Why Large Food Pans Can Be A Red Flag At A Buffet
When you think of a buffet, the phrase "all-you-can-eat" probably comes to mind. But it wasn't always mountains of mashed potatoes, trays of salads, and baskets of buns. The concept for the buffet came from 16th-century Sweden. During feasts, people would pile tables with an assortment of local foods, including cheeses, breads, and cold meats. The more modern concept is associated with the 1940s — when enterprising gambling establishments in Las Vegas began offering round-the-clock, endless cheap eats.
In the years since we've collectively gotten smarter about proper buffet navigation, and now know that overflowing food pans are not all they're cracked up to be. Unless you see the staff at the buffet replenishing a tray that's low on food, chances are the ones that are full-to-the-brim haven't been touched in a while — which can be a bad thing. In general, prepared food should not sit out for more than two hours because after this point dangerous bacteria may have proliferated so much that the food is no longer safe to eat.

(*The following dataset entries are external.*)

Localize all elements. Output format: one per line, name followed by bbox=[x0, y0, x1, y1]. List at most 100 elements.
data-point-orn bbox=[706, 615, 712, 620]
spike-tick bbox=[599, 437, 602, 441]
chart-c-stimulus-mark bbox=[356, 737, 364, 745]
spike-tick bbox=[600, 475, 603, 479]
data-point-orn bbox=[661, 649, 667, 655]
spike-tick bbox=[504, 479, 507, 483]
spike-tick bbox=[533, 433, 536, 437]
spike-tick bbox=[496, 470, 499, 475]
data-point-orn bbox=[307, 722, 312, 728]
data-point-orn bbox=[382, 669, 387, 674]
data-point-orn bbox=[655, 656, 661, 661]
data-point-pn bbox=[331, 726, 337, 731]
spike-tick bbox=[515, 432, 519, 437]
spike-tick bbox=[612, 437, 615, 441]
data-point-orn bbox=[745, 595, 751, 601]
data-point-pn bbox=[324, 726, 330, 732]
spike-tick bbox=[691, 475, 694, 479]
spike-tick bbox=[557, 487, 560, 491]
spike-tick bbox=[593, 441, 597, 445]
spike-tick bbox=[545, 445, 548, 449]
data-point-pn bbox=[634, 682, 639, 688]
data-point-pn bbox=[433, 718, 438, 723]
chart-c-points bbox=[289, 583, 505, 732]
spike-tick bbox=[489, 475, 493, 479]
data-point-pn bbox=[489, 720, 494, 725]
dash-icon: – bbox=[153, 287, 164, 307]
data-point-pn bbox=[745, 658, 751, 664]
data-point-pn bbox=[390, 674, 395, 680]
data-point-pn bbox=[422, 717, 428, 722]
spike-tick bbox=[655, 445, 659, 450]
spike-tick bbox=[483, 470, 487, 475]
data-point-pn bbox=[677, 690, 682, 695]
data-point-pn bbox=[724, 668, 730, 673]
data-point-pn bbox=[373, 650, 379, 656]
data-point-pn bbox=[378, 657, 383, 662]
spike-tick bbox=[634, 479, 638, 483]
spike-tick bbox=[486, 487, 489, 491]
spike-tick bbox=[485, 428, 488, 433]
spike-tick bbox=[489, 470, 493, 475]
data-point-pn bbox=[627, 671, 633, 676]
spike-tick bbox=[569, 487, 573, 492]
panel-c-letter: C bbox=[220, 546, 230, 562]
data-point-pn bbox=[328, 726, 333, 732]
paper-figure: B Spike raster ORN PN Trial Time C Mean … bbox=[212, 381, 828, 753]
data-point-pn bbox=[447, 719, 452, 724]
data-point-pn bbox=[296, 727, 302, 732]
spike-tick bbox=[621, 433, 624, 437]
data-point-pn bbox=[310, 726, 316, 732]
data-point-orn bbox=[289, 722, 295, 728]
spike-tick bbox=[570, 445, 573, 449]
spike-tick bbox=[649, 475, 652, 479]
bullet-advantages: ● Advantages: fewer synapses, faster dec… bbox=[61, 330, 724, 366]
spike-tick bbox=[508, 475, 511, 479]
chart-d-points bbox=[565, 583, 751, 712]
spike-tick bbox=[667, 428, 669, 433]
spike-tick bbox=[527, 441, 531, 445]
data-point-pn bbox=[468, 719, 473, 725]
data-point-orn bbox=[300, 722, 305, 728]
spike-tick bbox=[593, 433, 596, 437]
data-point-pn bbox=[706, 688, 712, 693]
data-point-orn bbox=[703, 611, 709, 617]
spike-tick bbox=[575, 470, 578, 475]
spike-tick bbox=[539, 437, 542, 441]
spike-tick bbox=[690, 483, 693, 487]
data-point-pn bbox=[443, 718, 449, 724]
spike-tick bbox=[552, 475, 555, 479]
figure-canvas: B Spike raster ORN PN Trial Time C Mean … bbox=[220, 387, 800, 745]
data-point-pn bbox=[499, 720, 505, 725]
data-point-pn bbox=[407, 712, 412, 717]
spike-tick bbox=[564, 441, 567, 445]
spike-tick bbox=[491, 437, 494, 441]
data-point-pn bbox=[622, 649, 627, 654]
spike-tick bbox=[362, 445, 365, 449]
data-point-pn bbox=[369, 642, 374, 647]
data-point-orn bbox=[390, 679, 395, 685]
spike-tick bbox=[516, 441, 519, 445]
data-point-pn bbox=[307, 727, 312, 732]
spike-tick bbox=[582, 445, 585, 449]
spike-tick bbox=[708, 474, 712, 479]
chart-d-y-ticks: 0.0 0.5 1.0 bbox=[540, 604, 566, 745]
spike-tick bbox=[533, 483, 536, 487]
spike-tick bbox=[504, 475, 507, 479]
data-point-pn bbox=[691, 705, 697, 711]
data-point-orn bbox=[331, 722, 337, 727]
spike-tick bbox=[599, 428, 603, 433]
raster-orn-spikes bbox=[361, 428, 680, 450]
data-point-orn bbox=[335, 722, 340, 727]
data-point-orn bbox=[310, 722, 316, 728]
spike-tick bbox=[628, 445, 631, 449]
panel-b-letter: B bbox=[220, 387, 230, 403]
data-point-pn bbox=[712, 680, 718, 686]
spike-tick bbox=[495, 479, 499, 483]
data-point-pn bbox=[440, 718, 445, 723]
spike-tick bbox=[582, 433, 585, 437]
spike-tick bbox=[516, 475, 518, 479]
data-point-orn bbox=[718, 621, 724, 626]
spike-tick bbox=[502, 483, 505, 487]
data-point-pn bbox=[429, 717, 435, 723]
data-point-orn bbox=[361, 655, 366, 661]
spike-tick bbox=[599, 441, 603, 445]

Other buffet red flags to look out for
It's hard for buffets to keep food at a safe temperature. Cold food like fruits or salads should be kept below 40 degrees Fahrenheit, and hot food should be which shows it's kept above 140 degrees Fahrenheit. Anything in between puts your dish in the so-called "danger zone" that breeds bacteria. Without knowing how long untouched trays sat out, you can't be too sure they were kept out of that unsafe range. However, a well-run buffet will either have temperature readers next to their dishes or someone going around and consistently checking with a thermometer
Some other red flags to look out for when visiting a buffet are dirty, or disorganized trays. Buffets are a child-friendly, cost-effective way to sample a variety of cuisines. However, this also means that they're prone to food scraps falling from plates and landing in other trays or the serving table. A good buffet will have staff on hand to look out for and clean up after an inevitable disorganized patron (or two) passes through the food line. In general, food, itself, will let you know when it's being mistreated; if you see bruised fruit, rubbery or crusty eggs, and rock-hard buns it might be best to grab a meal somewhere else.